Below please find the wishlist and questions the main SLAC batch system users and administrators posed.
User Group 1
- Automatic job preemption/suspend/resume?
- Support for multiple-levels of job preemption (e.g. 3-queue hierarchy)?
- Job environment propagation (including limits like "stacksize")?
- Subgroup-specific priority calculation (queue-specific priority formula)?
- Capability to delegate subgroup administration privileges (adjust job priorities, suspend, resume, kill) to subgroup administrators?
- Cross-queue fairshare (with cpu-speed weighting)?
- CPU advanced reservations for MPI?
- GPU support?
- Ability to submit jobs to hosts where we don't have accounts/home-directories?
- Avoid bad behavior when MPI head node reboots: slave node processes get "forgotten" ?
- How well does the system scale?
- Number of cores, queues, queued and running jobs?
User Group 2
- Please list supported operating systems (for submission hosts and for execution hosts)
- Explicit, site-specific-naming resource specification (e.g., rhel5-64, amount of /scratch space, etc.) at job submission time?
- Is there an API for "time remaining" query (to save state near end of job)?
- Do submission / management hosts require a license?

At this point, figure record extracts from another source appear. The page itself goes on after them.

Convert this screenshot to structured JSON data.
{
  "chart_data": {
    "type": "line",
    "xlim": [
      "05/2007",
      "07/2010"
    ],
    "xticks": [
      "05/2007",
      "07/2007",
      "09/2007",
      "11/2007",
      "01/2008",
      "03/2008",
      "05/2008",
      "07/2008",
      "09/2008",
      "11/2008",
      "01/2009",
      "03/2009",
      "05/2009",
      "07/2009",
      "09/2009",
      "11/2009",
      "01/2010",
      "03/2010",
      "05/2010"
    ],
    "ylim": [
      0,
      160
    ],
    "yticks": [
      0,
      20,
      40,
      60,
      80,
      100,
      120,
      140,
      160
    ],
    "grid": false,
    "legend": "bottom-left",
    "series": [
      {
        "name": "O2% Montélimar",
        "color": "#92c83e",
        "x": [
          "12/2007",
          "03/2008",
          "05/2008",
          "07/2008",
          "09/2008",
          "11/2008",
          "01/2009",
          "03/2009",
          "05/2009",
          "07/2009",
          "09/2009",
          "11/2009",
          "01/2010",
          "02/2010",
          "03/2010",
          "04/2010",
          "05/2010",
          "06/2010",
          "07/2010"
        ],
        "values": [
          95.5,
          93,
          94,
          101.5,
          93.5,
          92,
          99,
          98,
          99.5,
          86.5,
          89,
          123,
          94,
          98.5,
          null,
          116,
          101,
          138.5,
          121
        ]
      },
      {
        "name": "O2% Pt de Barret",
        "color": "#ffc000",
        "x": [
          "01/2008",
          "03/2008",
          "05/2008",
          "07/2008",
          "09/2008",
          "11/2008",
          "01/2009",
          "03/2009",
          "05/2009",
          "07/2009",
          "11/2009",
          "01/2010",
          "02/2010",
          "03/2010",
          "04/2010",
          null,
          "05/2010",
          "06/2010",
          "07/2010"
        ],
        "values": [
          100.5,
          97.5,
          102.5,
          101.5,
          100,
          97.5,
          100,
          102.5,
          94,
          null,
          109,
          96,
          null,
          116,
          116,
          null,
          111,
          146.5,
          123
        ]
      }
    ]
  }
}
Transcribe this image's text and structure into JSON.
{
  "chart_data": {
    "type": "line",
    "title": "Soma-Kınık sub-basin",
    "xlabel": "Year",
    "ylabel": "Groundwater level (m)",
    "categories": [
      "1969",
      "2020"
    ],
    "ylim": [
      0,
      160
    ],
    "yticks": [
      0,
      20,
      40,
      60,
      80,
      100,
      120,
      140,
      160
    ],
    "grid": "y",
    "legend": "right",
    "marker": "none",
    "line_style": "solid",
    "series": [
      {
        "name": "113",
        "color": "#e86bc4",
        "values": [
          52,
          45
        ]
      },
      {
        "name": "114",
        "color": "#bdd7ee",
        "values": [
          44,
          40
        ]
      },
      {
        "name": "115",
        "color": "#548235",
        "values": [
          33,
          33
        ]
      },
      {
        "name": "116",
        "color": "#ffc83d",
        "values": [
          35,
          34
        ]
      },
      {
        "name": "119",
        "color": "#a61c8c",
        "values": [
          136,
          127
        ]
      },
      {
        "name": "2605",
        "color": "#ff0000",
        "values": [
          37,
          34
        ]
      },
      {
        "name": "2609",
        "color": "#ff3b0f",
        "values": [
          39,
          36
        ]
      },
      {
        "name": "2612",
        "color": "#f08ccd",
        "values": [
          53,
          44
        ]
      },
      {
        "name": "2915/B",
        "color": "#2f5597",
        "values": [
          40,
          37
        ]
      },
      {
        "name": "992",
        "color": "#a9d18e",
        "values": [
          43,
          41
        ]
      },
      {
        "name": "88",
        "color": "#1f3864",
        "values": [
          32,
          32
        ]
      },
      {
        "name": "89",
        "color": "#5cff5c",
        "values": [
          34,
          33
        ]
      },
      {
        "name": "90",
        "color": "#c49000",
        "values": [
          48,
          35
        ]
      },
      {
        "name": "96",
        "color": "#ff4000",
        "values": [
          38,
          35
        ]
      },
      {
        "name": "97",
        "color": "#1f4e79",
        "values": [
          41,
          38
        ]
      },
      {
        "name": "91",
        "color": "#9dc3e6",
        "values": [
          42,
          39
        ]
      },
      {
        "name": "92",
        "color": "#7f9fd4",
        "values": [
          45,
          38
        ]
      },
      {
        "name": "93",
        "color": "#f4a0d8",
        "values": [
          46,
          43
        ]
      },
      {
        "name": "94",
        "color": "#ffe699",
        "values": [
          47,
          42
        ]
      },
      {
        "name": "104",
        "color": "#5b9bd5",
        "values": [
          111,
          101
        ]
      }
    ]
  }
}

- ability to submit/monitor jobs from any machine at SLAC (not just those with licenses as is the case with LSF)
User Group 3
- Resource arbitration (i.e. ability to easily control number of running jobs to prevent overloading of disks and other resouces, such as memory)
- Reliable notification to job when CPU, other resources, about to be exhausted
- Built-in support for virtualization?
- Ability to suspend/resume/move running jobs (MPI and single-core)
- API (preferably rest/xml/json) for submitting, monitoring, controlling jobs, in addition to command-line control
- Can resource allocation within a subgroup be delegated to subgroup administrators?
- e.g. today I want 90% of resources dedicated to one subgroup within my allocation, tomorrow only 10%
- Hooks for adding extensions (e.g. kerberos tickets or afs token support) without introducing maintainance problems
User Group 4
- Knowledge of cluster topology to assign large jobs across nodes in optimized way?
- For example an MPI job with 256 cores would best be assigned on as few nodes as possible and those nodes should span as few Infiniband/ethernet switches as possible.
- Ability to request exclusive access to nodes: this is to support using the full node's memory on a subset of the nodes cores?
- Ability to schedule using node properties and resources: memory, gpu cores, cpu cores, i/o connectivity, other user defined properties?
- Job priority schemes that support coexistence of small and large jobs?
- This likely includes issues of pre-emption, backfill, checkpointing, migration and restarting. Also includes aggregation of single core jobs onto nodes with other similar jobs.
- Ability to partition the cluster / support multiple cluster (by host capabilities, such as IB-capable, GPU nodes, other per-node attributes)?
- Ability to automatically enable preemption at certain times of day?
User Group 5
- Is the batch system supported by Open Science Grid?
User Group 6
- Software should be installed via RPM or similar, both in terms of reducing the reliance on a shared file system, and in terms of simplification of system install process
- Per-node configuration should be fairly simple, and easily manageable via a configuration management tool (e.g. chef).
- Servers must support semi-high-availability
- at least as much as our existing LSF setup (at a minimum 2 redundant batch-manager nodes).
- Can there be multiple simultaneous sources for authorization information that are applied in a well-defined order?
- e.g. NIS, LDAP, flat files as source where a host-local file can override central LDAP
- Where possible, we want to be able to perform meaningful queries regarding current queue and job states and get pretty-and-useful reports back.
- This is true both for command-line operations *and* web operations.
- From the Unix side, interaction should occur over well-documented and consistent ports (so that we can handle firewalls properly).
User Group 7
- Integration with AFS (i.e. it must be possible for single-node and MPI jobs to acquire the user's kerberos and AFS identities)?
- Does the system (at a minimum) provide hooks to implement such a feature?
- Real-time and historical monitoring , accounting and analytics (performance, utilization, resource consumption, etc) available through web interface, command line, other APIs (e.g. for embedding in other web applications).
- It is fine if this is an add-on capability
- Short list of resource allocation / scheduling schemes (such as fairshare, backfill, etc.) with brief explanations
- Job submission and management through a web portal?
- Duration and limitations of trial licenses?
User Group 8
- How are licenses managed (i.e. is there a requirement for a license server, if yes, does it allow for redundancy)?
- Ability to schedule jobs based on file server load?